Questo post è pubblicato in contemporanea da diverse blogger, che in tal modo hanno inteso avviare un passaparola sul tema: se ti va, copiaincollalo anche tu. Che cosa propone? di concordare un rifiuto collettivo delle modalità sessiste (per non dire violente) con cui spesso le donne sono messe (anche "scherzosamente"), a tacere, o in condizioni di minoranza:
In Italia l'insulto sessista è pratica comune e diffusa. Dalle battute private agli sfottò pubblici, il sessismo si annida in modo più o meno esplicito in innumerevoli conversazioni.
Spesso abbiamo subito commenti misogini, dalle considerazioni sul nostro aspetto fisico: lo scopo [più o meno consapevole, da parte di chi lo fa, ndr] è quello di intimidirci e di ricondurci alla condizione di oggetto, al violento rifiuto di ogni manifestazione di soggettività e di autonomia di giudizio. E se in Italia l'insulto sessista è pratica comune, è perché è socialmente accettato e amplificato dai media, che all'umiliazione delle persone, soprattutto delle donne, ci hanno abituato da tempo.

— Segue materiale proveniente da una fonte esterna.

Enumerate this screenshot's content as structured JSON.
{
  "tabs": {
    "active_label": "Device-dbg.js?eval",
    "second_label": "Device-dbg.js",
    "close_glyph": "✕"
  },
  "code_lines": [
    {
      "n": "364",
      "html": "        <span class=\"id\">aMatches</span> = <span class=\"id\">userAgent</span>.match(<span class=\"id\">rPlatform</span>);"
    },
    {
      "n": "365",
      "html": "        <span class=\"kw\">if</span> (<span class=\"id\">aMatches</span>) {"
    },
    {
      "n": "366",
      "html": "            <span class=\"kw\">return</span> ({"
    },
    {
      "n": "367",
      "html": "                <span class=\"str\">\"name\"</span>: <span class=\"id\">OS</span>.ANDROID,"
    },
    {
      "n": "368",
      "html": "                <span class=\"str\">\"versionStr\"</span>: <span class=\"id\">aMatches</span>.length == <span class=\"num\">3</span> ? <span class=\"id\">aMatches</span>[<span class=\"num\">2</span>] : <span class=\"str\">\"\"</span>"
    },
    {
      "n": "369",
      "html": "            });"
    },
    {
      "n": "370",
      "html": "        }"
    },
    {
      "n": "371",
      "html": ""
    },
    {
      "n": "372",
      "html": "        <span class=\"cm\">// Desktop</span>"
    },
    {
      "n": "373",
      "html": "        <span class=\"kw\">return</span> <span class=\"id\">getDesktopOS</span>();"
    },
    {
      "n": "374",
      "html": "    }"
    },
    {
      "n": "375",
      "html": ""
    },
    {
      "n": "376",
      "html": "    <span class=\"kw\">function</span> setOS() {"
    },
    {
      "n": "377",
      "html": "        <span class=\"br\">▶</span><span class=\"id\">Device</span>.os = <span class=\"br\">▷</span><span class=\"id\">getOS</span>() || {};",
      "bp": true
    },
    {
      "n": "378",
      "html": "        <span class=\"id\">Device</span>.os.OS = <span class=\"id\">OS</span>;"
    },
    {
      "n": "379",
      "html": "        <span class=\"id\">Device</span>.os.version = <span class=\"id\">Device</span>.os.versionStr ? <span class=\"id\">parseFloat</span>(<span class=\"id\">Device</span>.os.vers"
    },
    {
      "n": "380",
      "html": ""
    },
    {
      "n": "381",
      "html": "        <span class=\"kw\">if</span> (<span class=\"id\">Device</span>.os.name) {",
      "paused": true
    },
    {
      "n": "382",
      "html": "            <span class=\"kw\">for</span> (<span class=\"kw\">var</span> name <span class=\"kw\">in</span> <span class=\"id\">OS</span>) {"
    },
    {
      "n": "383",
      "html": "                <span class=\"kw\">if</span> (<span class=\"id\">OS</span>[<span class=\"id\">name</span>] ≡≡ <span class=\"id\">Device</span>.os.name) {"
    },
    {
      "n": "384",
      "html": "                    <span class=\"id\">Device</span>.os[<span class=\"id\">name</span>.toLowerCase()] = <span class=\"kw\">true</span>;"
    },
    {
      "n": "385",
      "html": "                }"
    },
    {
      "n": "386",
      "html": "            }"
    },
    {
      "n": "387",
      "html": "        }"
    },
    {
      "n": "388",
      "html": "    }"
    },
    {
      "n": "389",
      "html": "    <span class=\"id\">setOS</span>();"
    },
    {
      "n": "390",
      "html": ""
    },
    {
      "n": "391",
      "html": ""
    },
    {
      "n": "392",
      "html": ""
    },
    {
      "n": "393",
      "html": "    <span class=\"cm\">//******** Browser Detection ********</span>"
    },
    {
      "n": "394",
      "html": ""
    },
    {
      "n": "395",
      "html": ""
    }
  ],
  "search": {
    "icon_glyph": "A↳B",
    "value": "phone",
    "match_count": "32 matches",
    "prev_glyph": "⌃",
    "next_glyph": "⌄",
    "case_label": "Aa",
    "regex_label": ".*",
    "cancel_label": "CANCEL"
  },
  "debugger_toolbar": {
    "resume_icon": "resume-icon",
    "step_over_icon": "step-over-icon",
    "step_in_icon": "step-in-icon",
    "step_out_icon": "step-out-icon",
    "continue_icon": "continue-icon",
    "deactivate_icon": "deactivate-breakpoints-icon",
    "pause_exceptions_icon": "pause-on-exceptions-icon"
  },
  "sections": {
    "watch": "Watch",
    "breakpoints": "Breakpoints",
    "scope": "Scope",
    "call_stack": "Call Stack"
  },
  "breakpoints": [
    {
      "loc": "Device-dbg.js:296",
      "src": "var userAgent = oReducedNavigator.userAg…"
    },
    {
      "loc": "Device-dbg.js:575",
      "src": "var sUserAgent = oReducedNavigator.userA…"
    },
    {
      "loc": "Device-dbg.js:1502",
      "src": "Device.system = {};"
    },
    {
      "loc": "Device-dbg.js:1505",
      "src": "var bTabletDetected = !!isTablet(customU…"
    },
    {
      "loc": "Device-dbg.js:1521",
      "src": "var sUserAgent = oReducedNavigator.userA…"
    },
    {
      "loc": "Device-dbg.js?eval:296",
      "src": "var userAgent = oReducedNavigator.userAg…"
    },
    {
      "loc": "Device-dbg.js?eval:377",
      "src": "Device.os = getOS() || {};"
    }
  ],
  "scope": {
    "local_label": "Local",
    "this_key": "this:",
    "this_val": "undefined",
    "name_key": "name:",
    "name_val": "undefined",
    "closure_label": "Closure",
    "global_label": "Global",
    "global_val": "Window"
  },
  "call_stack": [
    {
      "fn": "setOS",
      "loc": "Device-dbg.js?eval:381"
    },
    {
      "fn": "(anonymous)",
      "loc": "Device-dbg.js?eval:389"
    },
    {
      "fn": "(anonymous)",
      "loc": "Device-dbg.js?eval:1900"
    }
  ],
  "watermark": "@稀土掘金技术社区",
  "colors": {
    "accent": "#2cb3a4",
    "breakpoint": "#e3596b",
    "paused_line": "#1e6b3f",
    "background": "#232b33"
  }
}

Ma il sessismo è una forma di discriminazione e come tale va combattuto.

A gennaio di quest'anno il calciatore Kevin Prince Boateng, fischiato e insultato da cori razzisti, ha lasciato il campo. E i suoi compagni hanno fatto altrettanto. Mario Balotelli minaccia di fare la stessa cosa.

L'abbandono in massa del campo è un gesto forte. Significa: a queste regole del gioco, noi non ci stiamo. Senza rispetto, noi non ci stiamo.
L'abbandono in massa consapevole può diventare una forma di attivismo che toglie potere ai violenti, isolandoli.

Pensate se di fronte a una battuta sessista tutte le donne e gli uomini di buona volontà si alzassero abbandonando programmi, trasmissioni tv o semplici conversazioni.

Pensate se donne e uomini di buona volontà non partecipassero a convegni, iniziative e trasmissioni che prevedono solo relatori uomini, o quasi (le occasioni sono quotidiane).

Pensate se in Rete abbandonassero il dialogo, usando due semplici parole: #tisaluto.

E noi aggiungiamo: al primo insulto, al primo schiaffo di un ragazzo tanto caro, ma un po' troppo possessivo - è geloso, si sa, dice di amarci! bè, al primo gesto violento.. un bell'sms: #tisaluto. E ciao.

Sarebbe un modo pubblico, e privato, per dire: noi non ci stiamo. O rispettate le donne o noi, a queste regole del gioco, non ci stiamo. Se è dai piccoli gesti che si comincia a costruire una società civile, proviamo a farne uno molto semplice.